The knife in her desk drawer was there as long as she could remember. She has no memory of when she pilfered it from the kitchen, but there it lay, next to the Bic pens and the lined looseleaf paper. But she does remember clearly why she took it and why it remained there all these years later … it made her feel safe, in an environment and a home where she felt very much in danger. This way, she knew that if he came after her again, she’d be able to defend herself.
The need to feel safe is perhaps our most basic human need.
If we feel threatened, if we feel in danger either physically or psychologically, our biology demands that we protect ourselves. Survival always comes first. So our physiology dictates that we defend ourselves either by fighting back, or the alternative – doing whatever we can to escape the danger. This might mean physically leaving the situation, if we can, or if not, leaving psychologically – finding some place to escape in our minds so that we are emotionally removed from the terror.
This is our physiological stress response, better known as the fight and flight response. Our level of stress hormones increase, so that blood flows to our extremities and we are physically able to run from the danger. If we remain in a state of stress or fear, or if we are continually provoked, our stress hormones stay elevated. Elevated stress hormones over time can wreak havoc on our bodies, and is often associated with depression, anxiety, and physical ailments such as heart disease, chronic pain and autoimmune disorders. Those of us who experienced trauma as children often remain on high alert for the rest of our lives, ready to escape should the danger – or anything we perceive might be danger – appear again.
Knowing that these traumatic events are a part of our past, and therefore an integral part of the fabric of who we are, we cannot pretend that we can live our lives hiding from them. As much as we would love to bury these memories, we cannot escape them – we cannot escape our past. So, the only way that we can ever hope to heal then is by allowing the feelings in, bit by bit, as much as we are able. And at each step, at each tiny increment of the door opening to allow in a pebble that has broken free from the mountain of anger, we flood ourselves with love and compassion. For the hurt that we felt. For the desperate sobs into the pillow, for the loss of innocence too young, for the relentless shame held in our hearts for far too long. But we are human, and as human beings, we deserve self-compassion. And we can give this to ourselves.
How do we define self-compassion?
Kristin Neff, PhD, informally defined self-compassion as “treating ourselves the way we would treat a good friend who was suffering”, knowing that almost 80% of us treat our good friends better than we treat ourselves1. Research has shown that people who are more self-compassionate have less depression, anxiety, and less stress than those who are less self-compassionate2.
How do we become more self-compassionate – how do we start treating ourselves kindly when we’ve spent a lifetime treating ourselves like dirt?
It’s a process, and a practice. It may not happen overnight. But it can be done. Research has demonstrated this fact3, and anecdotally, I’ve heard from many of the students in my self-compassion class that it has transformed their lives.
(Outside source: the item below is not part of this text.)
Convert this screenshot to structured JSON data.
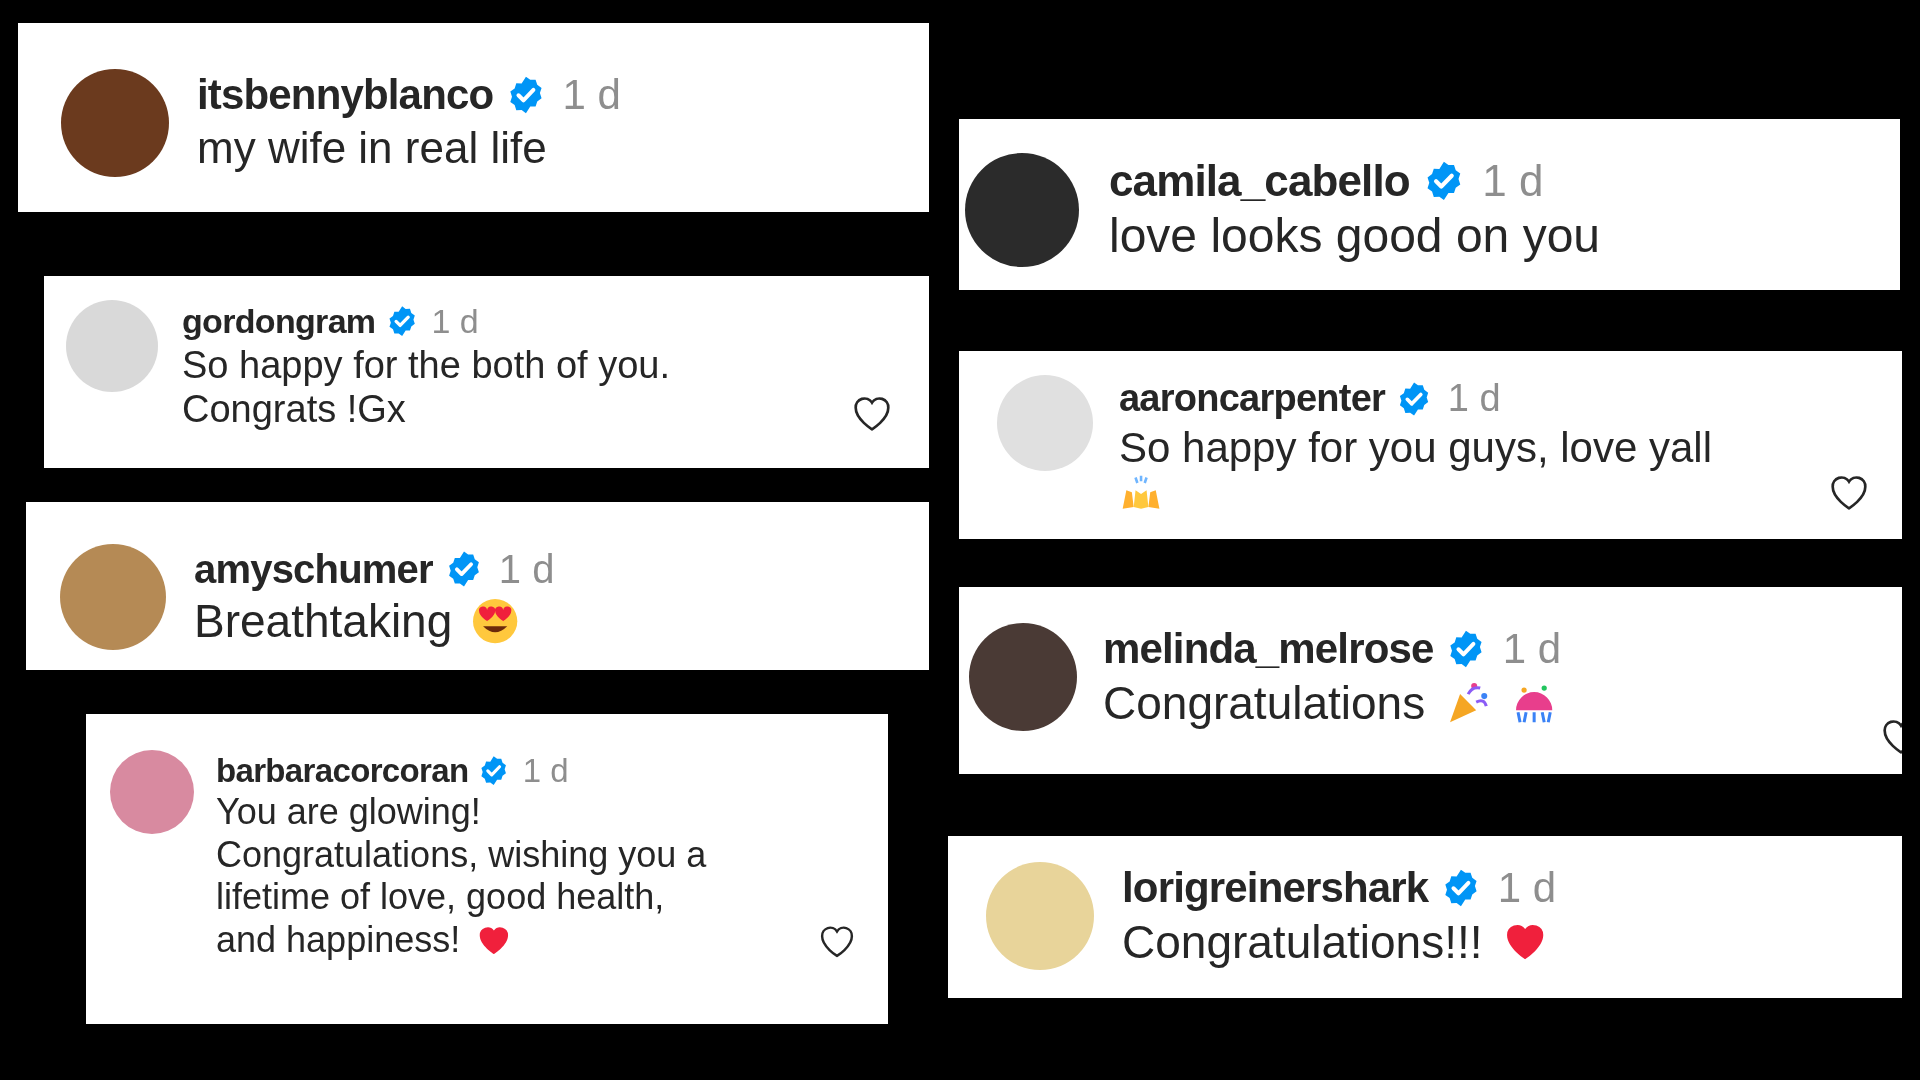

When this transformation takes place, your whole outlook on life changes – mood, sense of self, the way you relate to others. The “dark place” built from past memories is always there, but it becomes softer, grayer, and so much less significant, fading into the background of our hearts. Barely alive, like remnants from another lifetime.
How do you get started? Information on self-compassion can be found on Kristin Neff’s website: www.self-compassion.org . Kristin Neff and Chris Germer, PhD, a clinical psychologist at Harvard (www.chrisgermer.org) , created an 8-week course called Mindful Self-Compassion specifically to cultivate self-compassion. This is the course that I teach, and that we have heard from so many that it is life-changing. Information about the course can be found at www.centerformsc.org.
And what about that knife in the desk drawer? An old friend from the past, a fond but no longer needed memory. And the person terrorizing her? Long gone, a horribly confused, emotionally tortured person, who had also been terrorized by ghosts from his own youth.
Survival comes first in our physiology, but compassion must come first in our relationships, and most of all, in our relationship with ourselves.
- Neff, K. D., & Knox, M. (2017). Self-Compassion. In V. Zeigler-Hill & T. Shackelford
(Ed.), Encyclopedia of Personality and Individual Differences. New York: Springer.
- MacBeth, A., & Gumley, A. (2012). Exploring compassion: A meta-analysis of the association between self-compassion and psychopathology. Clinical psychology review, 32(6), 545-552.
- Neff, K. D., & Germer, C. K. (2013). A pilot study and randomized controlled trial of the mindful self‐compassion program. Journal of clinical psychology, 69(1), 28-44.